Neutrophils (also named polymorphonuclear leukocytes or PMN) are essential components of the immune system, rapidly recruited to sites of inflammation, providing the first line of defense against invading pathogens. Since neutrophils can also cause tissue damage, their fine-tuned regulation at the inflammatory site is required for proper resolution of inflammation. Annexin A1 (AnxA1), also known as lipocortin-1, is an endogenous glucocorticoid-regulated protein, which is able to counterregulate the inflammatory events restoring homeostasis.

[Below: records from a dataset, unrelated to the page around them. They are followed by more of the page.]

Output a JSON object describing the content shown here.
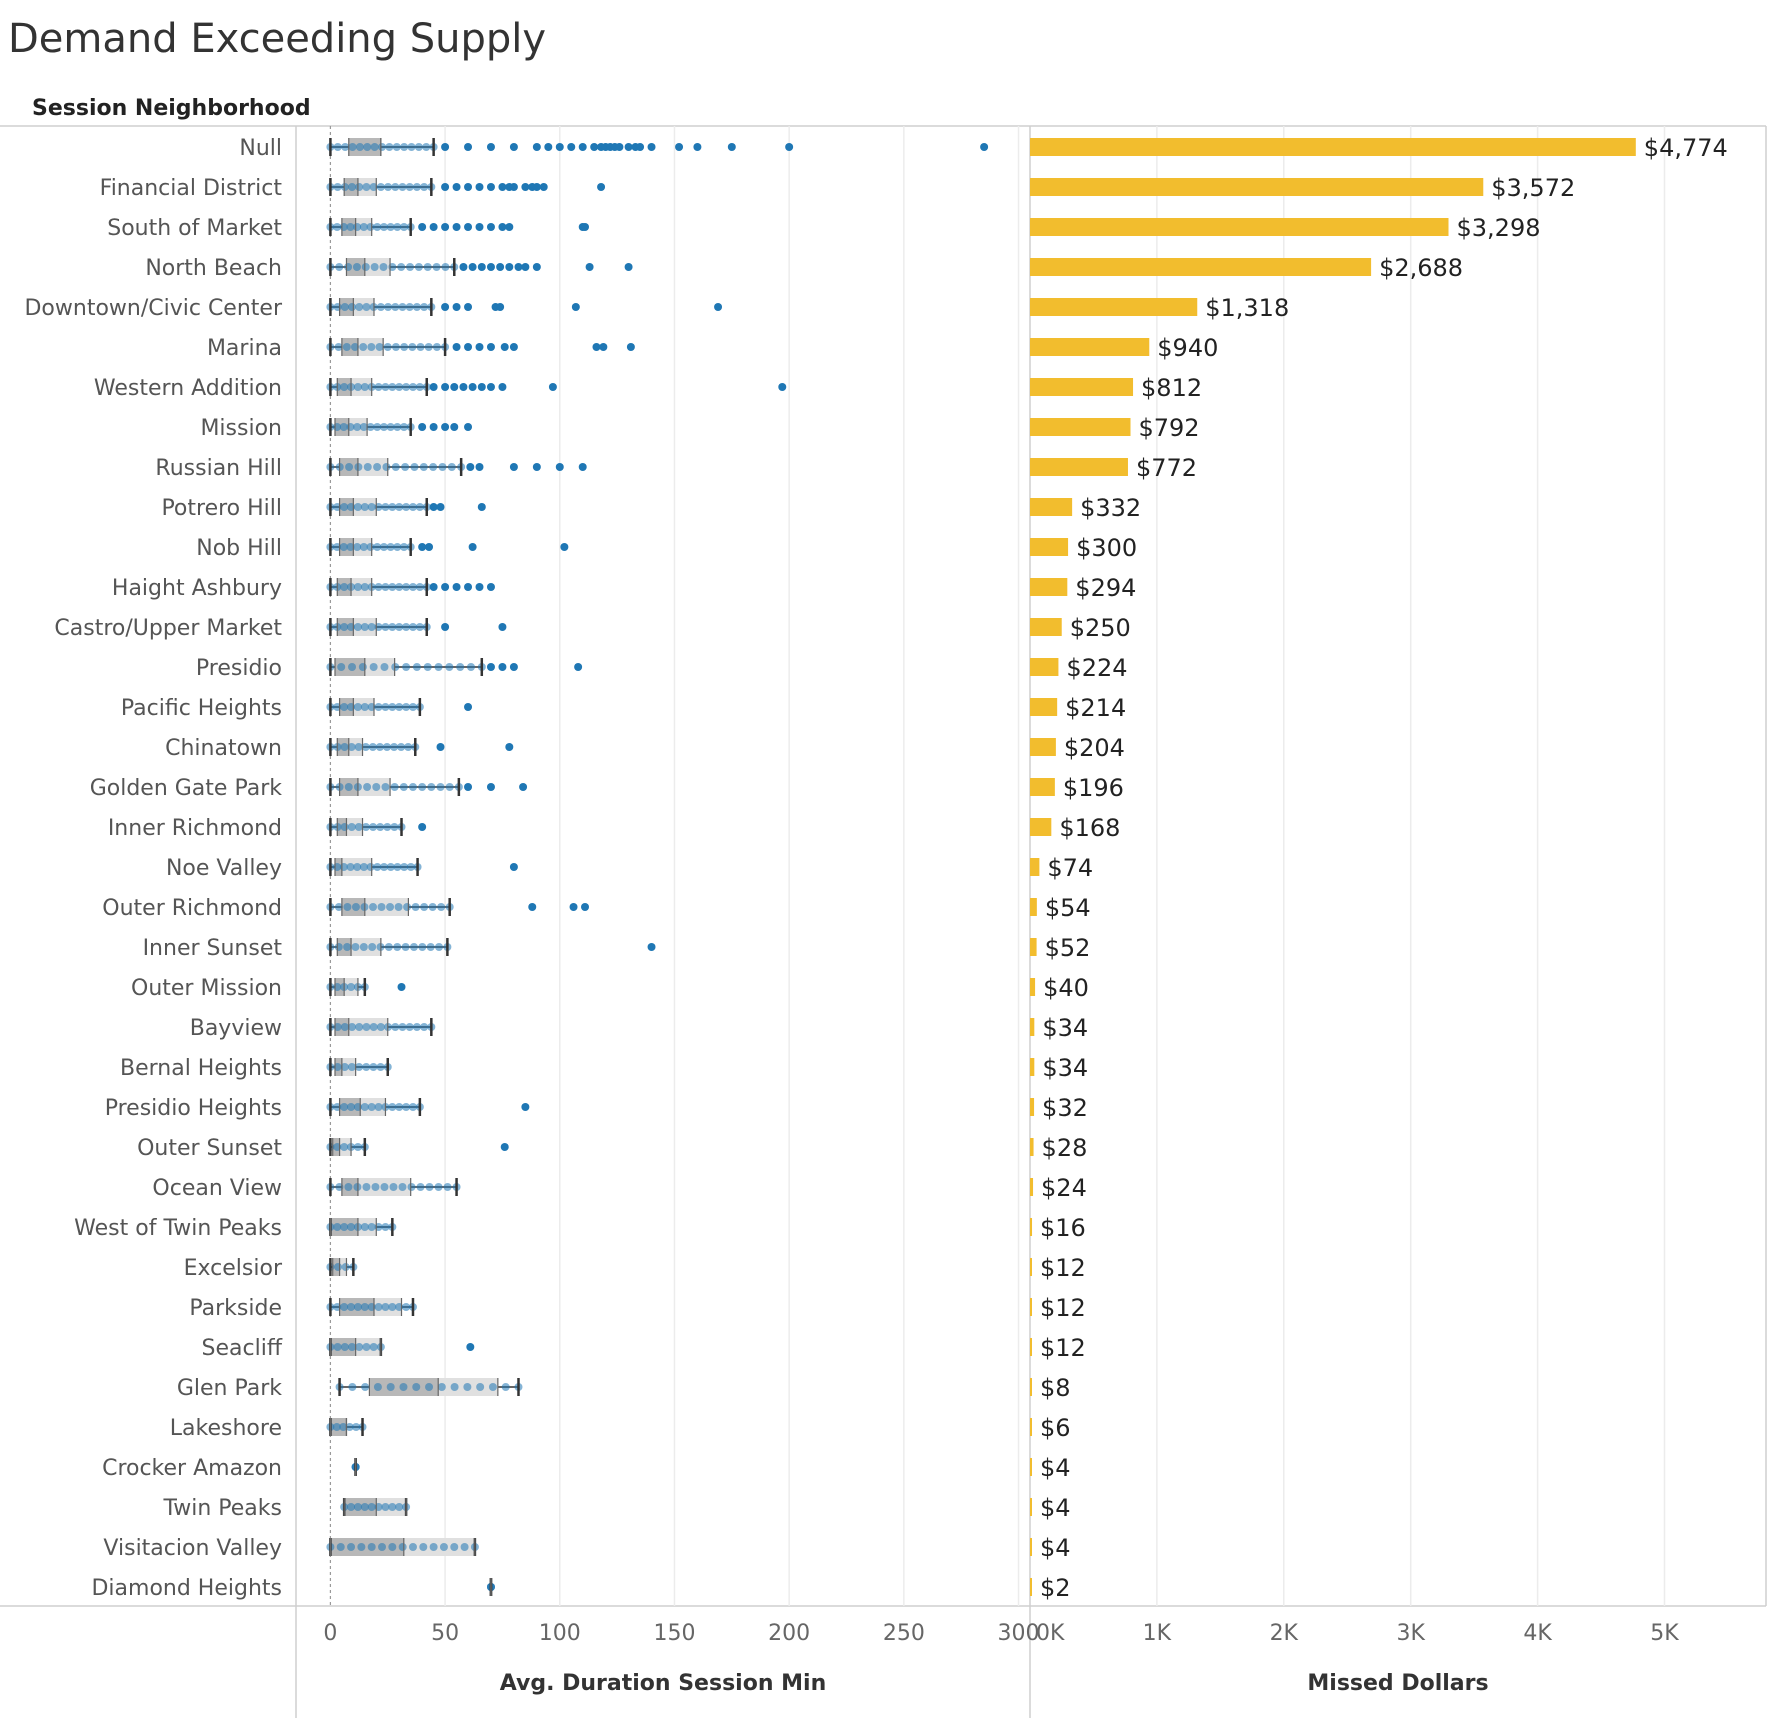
{
  "title": "Demand Exceeding Supply",
  "row_header": "Session Neighborhood",
  "chart_data": [
    {
      "type": "boxplot",
      "xlabel": "Avg. Duration Session Min",
      "xlim": [
        -15,
        305
      ],
      "ticks": [
        0,
        50,
        100,
        150,
        200,
        250,
        300
      ],
      "grid": true,
      "colors": {
        "points": "#1f77b4",
        "box_dark": "#b8b8b8",
        "box_light": "#e0e0e0",
        "whisker": "#333333"
      },
      "categories": [
        "Null",
        "Financial District",
        "South of Market",
        "North Beach",
        "Downtown/Civic Center",
        "Marina",
        "Western Addition",
        "Mission",
        "Russian Hill",
        "Potrero Hill",
        "Nob Hill",
        "Haight Ashbury",
        "Castro/Upper Market",
        "Presidio",
        "Pacific Heights",
        "Chinatown",
        "Golden Gate Park",
        "Inner Richmond",
        "Noe Valley",
        "Outer Richmond",
        "Inner Sunset",
        "Outer Mission",
        "Bayview",
        "Bernal Heights",
        "Presidio Heights",
        "Outer Sunset",
        "Ocean View",
        "West of Twin Peaks",
        "Excelsior",
        "Parkside",
        "Seacliff",
        "Glen Park",
        "Lakeshore",
        "Crocker Amazon",
        "Twin Peaks",
        "Visitacion Valley",
        "Diamond Heights"
      ],
      "boxes": [
        {
          "min": 0,
          "q1": 8,
          "median": 22,
          "q3": 22,
          "max": 45,
          "outliers": [
            50,
            60,
            70,
            80,
            90,
            95,
            100,
            105,
            110,
            115,
            118,
            120,
            122,
            124,
            126,
            130,
            133,
            135,
            140,
            152,
            160,
            175,
            200,
            285
          ]
        },
        {
          "min": 0,
          "q1": 6,
          "median": 12,
          "q3": 20,
          "max": 44,
          "outliers": [
            50,
            55,
            60,
            65,
            70,
            75,
            78,
            80,
            85,
            88,
            90,
            93,
            118
          ]
        },
        {
          "min": 0,
          "q1": 5,
          "median": 11,
          "q3": 18,
          "max": 35,
          "outliers": [
            40,
            45,
            50,
            55,
            60,
            65,
            70,
            75,
            78,
            110,
            111
          ]
        },
        {
          "min": 0,
          "q1": 7,
          "median": 15,
          "q3": 26,
          "max": 54,
          "outliers": [
            58,
            62,
            66,
            70,
            74,
            78,
            82,
            85,
            90,
            113,
            130
          ]
        },
        {
          "min": 0,
          "q1": 4,
          "median": 10,
          "q3": 19,
          "max": 44,
          "outliers": [
            50,
            55,
            60,
            72,
            74,
            107,
            169
          ]
        },
        {
          "min": 0,
          "q1": 5,
          "median": 12,
          "q3": 23,
          "max": 50,
          "outliers": [
            55,
            60,
            65,
            70,
            76,
            80,
            116,
            119,
            131
          ]
        },
        {
          "min": 0,
          "q1": 3,
          "median": 9,
          "q3": 18,
          "max": 42,
          "outliers": [
            45,
            50,
            54,
            58,
            62,
            66,
            70,
            75,
            97,
            197
          ]
        },
        {
          "min": 0,
          "q1": 2,
          "median": 8,
          "q3": 16,
          "max": 35,
          "outliers": [
            40,
            45,
            50,
            54,
            60
          ]
        },
        {
          "min": 0,
          "q1": 4,
          "median": 12,
          "q3": 25,
          "max": 57,
          "outliers": [
            61,
            65,
            80,
            90,
            100,
            110
          ]
        },
        {
          "min": 0,
          "q1": 4,
          "median": 10,
          "q3": 20,
          "max": 42,
          "outliers": [
            45,
            48,
            66
          ]
        },
        {
          "min": 0,
          "q1": 4,
          "median": 10,
          "q3": 18,
          "max": 35,
          "outliers": [
            40,
            43,
            62,
            102
          ]
        },
        {
          "min": 0,
          "q1": 3,
          "median": 9,
          "q3": 18,
          "max": 42,
          "outliers": [
            45,
            50,
            55,
            60,
            65,
            70
          ]
        },
        {
          "min": 0,
          "q1": 3,
          "median": 10,
          "q3": 20,
          "max": 42,
          "outliers": [
            50,
            75
          ]
        },
        {
          "min": 0,
          "q1": 2,
          "median": 15,
          "q3": 28,
          "max": 66,
          "outliers": [
            70,
            75,
            80,
            108
          ]
        },
        {
          "min": 0,
          "q1": 4,
          "median": 10,
          "q3": 19,
          "max": 39,
          "outliers": [
            60
          ]
        },
        {
          "min": 0,
          "q1": 3,
          "median": 8,
          "q3": 14,
          "max": 37,
          "outliers": [
            48,
            78
          ]
        },
        {
          "min": 0,
          "q1": 4,
          "median": 12,
          "q3": 26,
          "max": 56,
          "outliers": [
            60,
            70,
            84
          ]
        },
        {
          "min": 0,
          "q1": 3,
          "median": 7,
          "q3": 14,
          "max": 31,
          "outliers": [
            40
          ]
        },
        {
          "min": 0,
          "q1": 2,
          "median": 5,
          "q3": 18,
          "max": 38,
          "outliers": [
            80
          ]
        },
        {
          "min": 0,
          "q1": 5,
          "median": 15,
          "q3": 34,
          "max": 52,
          "outliers": [
            88,
            106,
            111
          ]
        },
        {
          "min": 0,
          "q1": 3,
          "median": 9,
          "q3": 22,
          "max": 51,
          "outliers": [
            140
          ]
        },
        {
          "min": 0,
          "q1": 2,
          "median": 6,
          "q3": 12,
          "max": 15,
          "outliers": [
            31
          ]
        },
        {
          "min": 0,
          "q1": 2,
          "median": 8,
          "q3": 25,
          "max": 44,
          "outliers": []
        },
        {
          "min": 0,
          "q1": 2,
          "median": 5,
          "q3": 11,
          "max": 25,
          "outliers": []
        },
        {
          "min": 0,
          "q1": 4,
          "median": 13,
          "q3": 24,
          "max": 39,
          "outliers": [
            85
          ]
        },
        {
          "min": 0,
          "q1": 1,
          "median": 4,
          "q3": 9,
          "max": 15,
          "outliers": [
            76
          ]
        },
        {
          "min": 0,
          "q1": 5,
          "median": 12,
          "q3": 35,
          "max": 55,
          "outliers": []
        },
        {
          "min": 0,
          "q1": 0,
          "median": 12,
          "q3": 20,
          "max": 27,
          "outliers": []
        },
        {
          "min": 0,
          "q1": 1,
          "median": 4,
          "q3": 7,
          "max": 10,
          "outliers": []
        },
        {
          "min": 0,
          "q1": 4,
          "median": 19,
          "q3": 31,
          "max": 36,
          "outliers": []
        },
        {
          "min": 0,
          "q1": 0,
          "median": 11,
          "q3": 22,
          "max": 22,
          "outliers": [
            61
          ]
        },
        {
          "min": 4,
          "q1": 17,
          "median": 47,
          "q3": 73,
          "max": 82,
          "outliers": []
        },
        {
          "min": 0,
          "q1": 0,
          "median": 7,
          "q3": 7,
          "max": 14,
          "outliers": []
        },
        {
          "min": 11,
          "q1": 11,
          "median": 11,
          "q3": 11,
          "max": 11,
          "outliers": []
        },
        {
          "min": 6,
          "q1": 6,
          "median": 20,
          "q3": 33,
          "max": 33,
          "outliers": []
        },
        {
          "min": 0,
          "q1": 0,
          "median": 32,
          "q3": 63,
          "max": 63,
          "outliers": []
        },
        {
          "min": 70,
          "q1": 70,
          "median": 70,
          "q3": 70,
          "max": 70,
          "outliers": []
        }
      ]
    },
    {
      "type": "bar",
      "orientation": "horizontal",
      "xlabel": "Missed Dollars",
      "xlim": [
        0,
        5800
      ],
      "ticks": [
        0,
        1000,
        2000,
        3000,
        4000,
        5000
      ],
      "tick_labels": [
        "0K",
        "1K",
        "2K",
        "3K",
        "4K",
        "5K"
      ],
      "grid": true,
      "color": "#f2bd2e",
      "values": [
        4774,
        3572,
        3298,
        2688,
        1318,
        940,
        812,
        792,
        772,
        332,
        300,
        294,
        250,
        224,
        214,
        204,
        196,
        168,
        74,
        54,
        52,
        40,
        34,
        34,
        32,
        28,
        24,
        16,
        12,
        12,
        12,
        8,
        6,
        4,
        4,
        4,
        2
      ],
      "labels": [
        "$4,774",
        "$3,572",
        "$3,298",
        "$2,688",
        "$1,318",
        "$940",
        "$812",
        "$792",
        "$772",
        "$332",
        "$300",
        "$294",
        "$250",
        "$224",
        "$214",
        "$204",
        "$196",
        "$168",
        "$74",
        "$54",
        "$52",
        "$40",
        "$34",
        "$34",
        "$32",
        "$28",
        "$24",
        "$16",
        "$12",
        "$12",
        "$12",
        "$8",
        "$6",
        "$4",
        "$4",
        "$4",
        "$2"
      ]
    }
  ]
}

AnxA1 and its mimetic peptides inhibit neutrophil tissue accumulation by reducing leukocyte infiltration and activating neutrophil apoptosis. AnxA1 also promotes monocyte recruitment and clearance of apoptotic leukocytes by macrophages. More recently, some evidence has suggested the ability of AnxA1 to induce macrophage reprogramming toward a resolving phenotype, resulting in reduced production of proinflammatory cytokines and increased release of immunosuppressive and proresolving molecules. The combination of these mechanisms results in an effective resolution of inflammation, pointing to AnxA1 as a promising tool for the development of new therapeutic strategies to treat inflammatory diseases.